Dass Themen wie Gendern, Normalität und aktuell die Verankerung von Bargeld in der Verfassung nicht nur von der FPÖ, sondern auch der ÖVP politisch derart bespielt werden, gehe weit über einen Sommerwahlkampf hinaus, so Stainer-Hämmerle gegenüber ORF.at. Die Parteien würden sich bereits für die Nationalrats- und EU-Wahlen 2024 in Stellung bringen, inhaltliche Themen vorgeben und Zielgruppen ansprechen. Der „Dauerwahlkampf“ werde Wählerinnen und Wähler wohl noch ein Jahr lang begleiten.
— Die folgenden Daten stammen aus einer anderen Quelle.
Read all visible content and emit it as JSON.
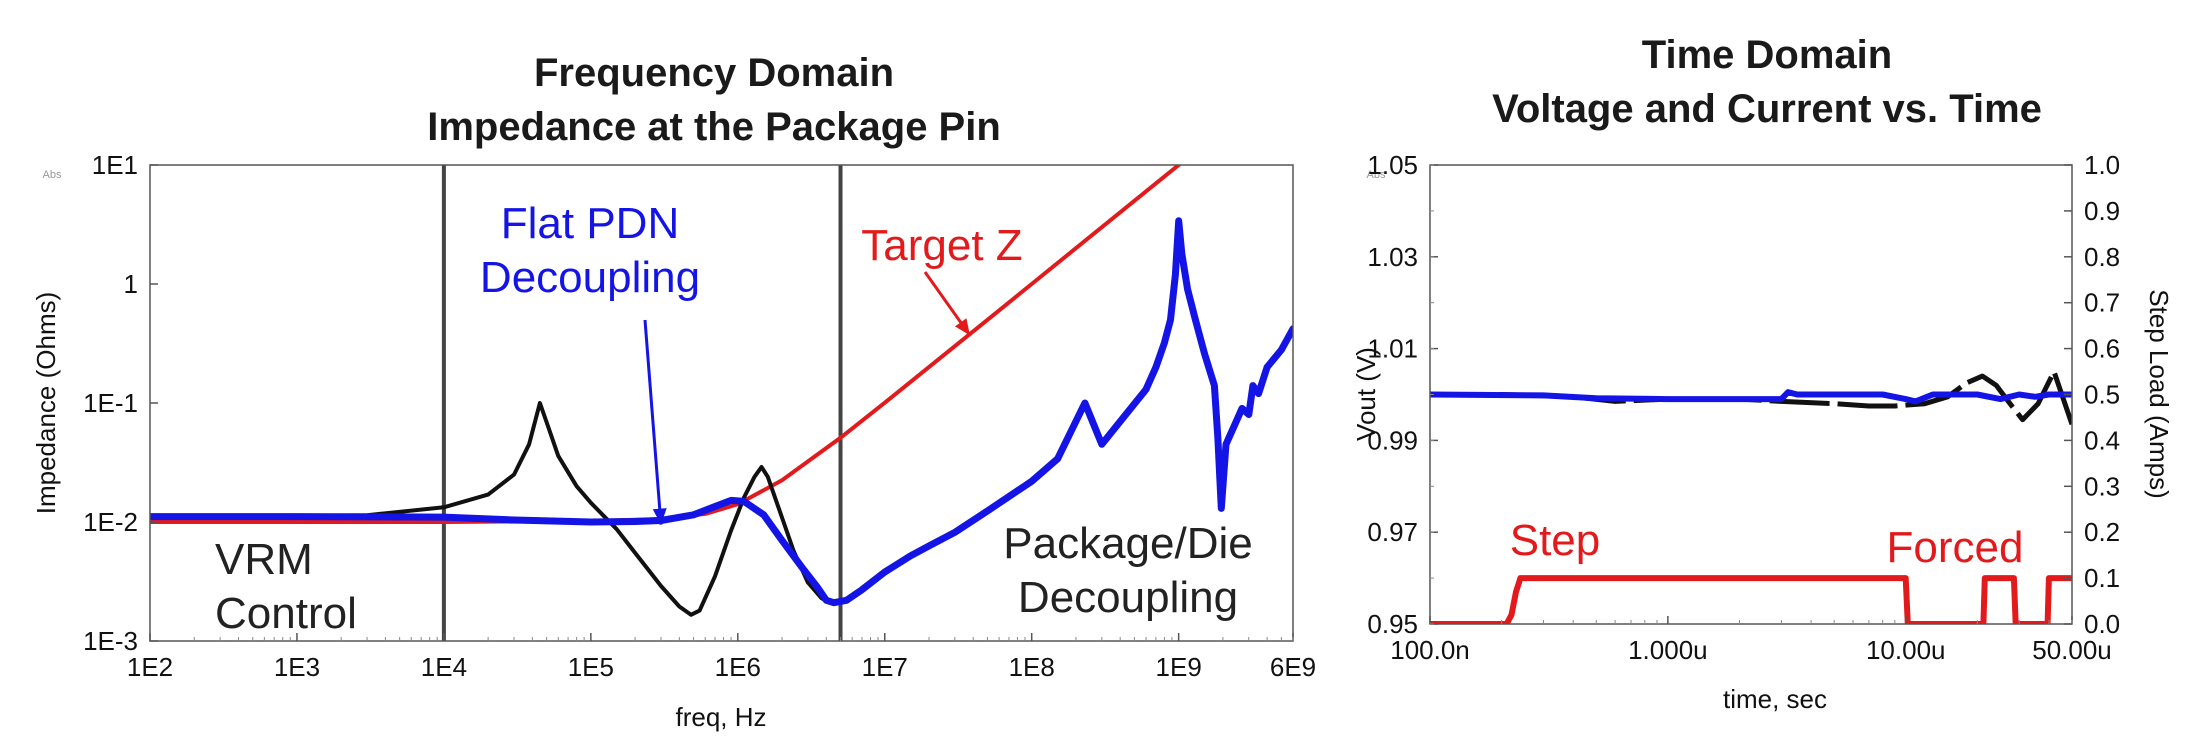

Auffällig sei, dass derzeit jeder für sich kämpfe. ÖVP und Grüne würden etwa beim Thema Pensionssplitting offen zeigen, dass „die Luft draußen“ sei, offenbar könne man nicht mehr miteinander. Die „Kanzlerrede“ im Frühjahr sei ein „feindlicher Akt“ gewesen, der den grünen Koalitionspartner vor den Kopf gestoßen habe, etwa in puncto Klimaschutz. Strategisch würde sich das letztlich für beide nicht gut auswirken: Bei der Wählerschaft entstünde so der Eindruck, die Regierungsparteien würden streiten, anstatt Lösungen zu präsentieren.
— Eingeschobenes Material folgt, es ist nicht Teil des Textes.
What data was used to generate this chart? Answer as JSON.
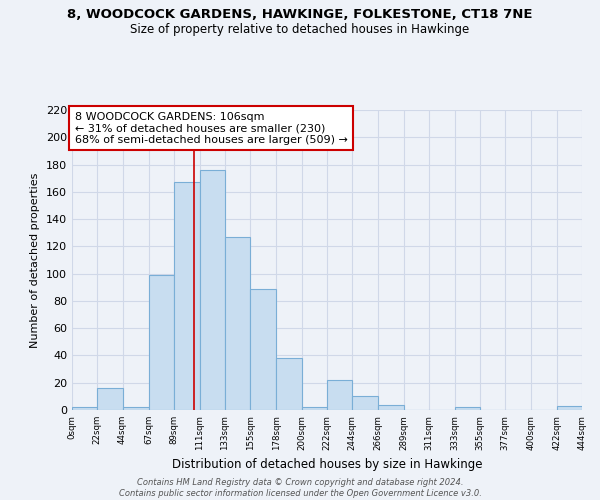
{
  "title": "8, WOODCOCK GARDENS, HAWKINGE, FOLKESTONE, CT18 7NE",
  "subtitle": "Size of property relative to detached houses in Hawkinge",
  "xlabel": "Distribution of detached houses by size in Hawkinge",
  "ylabel": "Number of detached properties",
  "bar_color": "#c8ddf0",
  "bar_edge_color": "#7aaed6",
  "background_color": "#eef2f8",
  "grid_color": "#d0d8e8",
  "vline_color": "#cc0000",
  "vline_x": 106,
  "annotation_line1": "8 WOODCOCK GARDENS: 106sqm",
  "annotation_line2": "← 31% of detached houses are smaller (230)",
  "annotation_line3": "68% of semi-detached houses are larger (509) →",
  "annotation_box_color": "white",
  "annotation_box_edge": "#cc0000",
  "footnote": "Contains HM Land Registry data © Crown copyright and database right 2024.\nContains public sector information licensed under the Open Government Licence v3.0.",
  "bin_edges": [
    0,
    22,
    44,
    67,
    89,
    111,
    133,
    155,
    178,
    200,
    222,
    244,
    266,
    289,
    311,
    333,
    355,
    377,
    400,
    422,
    444
  ],
  "bin_counts": [
    2,
    16,
    2,
    99,
    167,
    176,
    127,
    89,
    38,
    2,
    22,
    10,
    4,
    0,
    0,
    2,
    0,
    0,
    0,
    3
  ],
  "tick_labels": [
    "0sqm",
    "22sqm",
    "44sqm",
    "67sqm",
    "89sqm",
    "111sqm",
    "133sqm",
    "155sqm",
    "178sqm",
    "200sqm",
    "222sqm",
    "244sqm",
    "266sqm",
    "289sqm",
    "311sqm",
    "333sqm",
    "355sqm",
    "377sqm",
    "400sqm",
    "422sqm",
    "444sqm"
  ],
  "ylim": [
    0,
    220
  ],
  "yticks": [
    0,
    20,
    40,
    60,
    80,
    100,
    120,
    140,
    160,
    180,
    200,
    220
  ]
}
„Keine Koalition, die 50 Prozent erreicht“
Diese Dynamik betreffe aber alle Parteien. „Wenn man sich jetzt die Abgrenzungen anschaut, dann kann eigentlich niemand mehr mit niemandem. Da grenzt sich sogar NEOS gegenüber den Grünen ab.“ So, wie sich die Parteien derzeit positionieren, wenn es um Personen, aber auch um Inhalte wie Vermögenssteuer gehe, sieht die Politologin „keine Koalition, die 50 Prozent erreicht“.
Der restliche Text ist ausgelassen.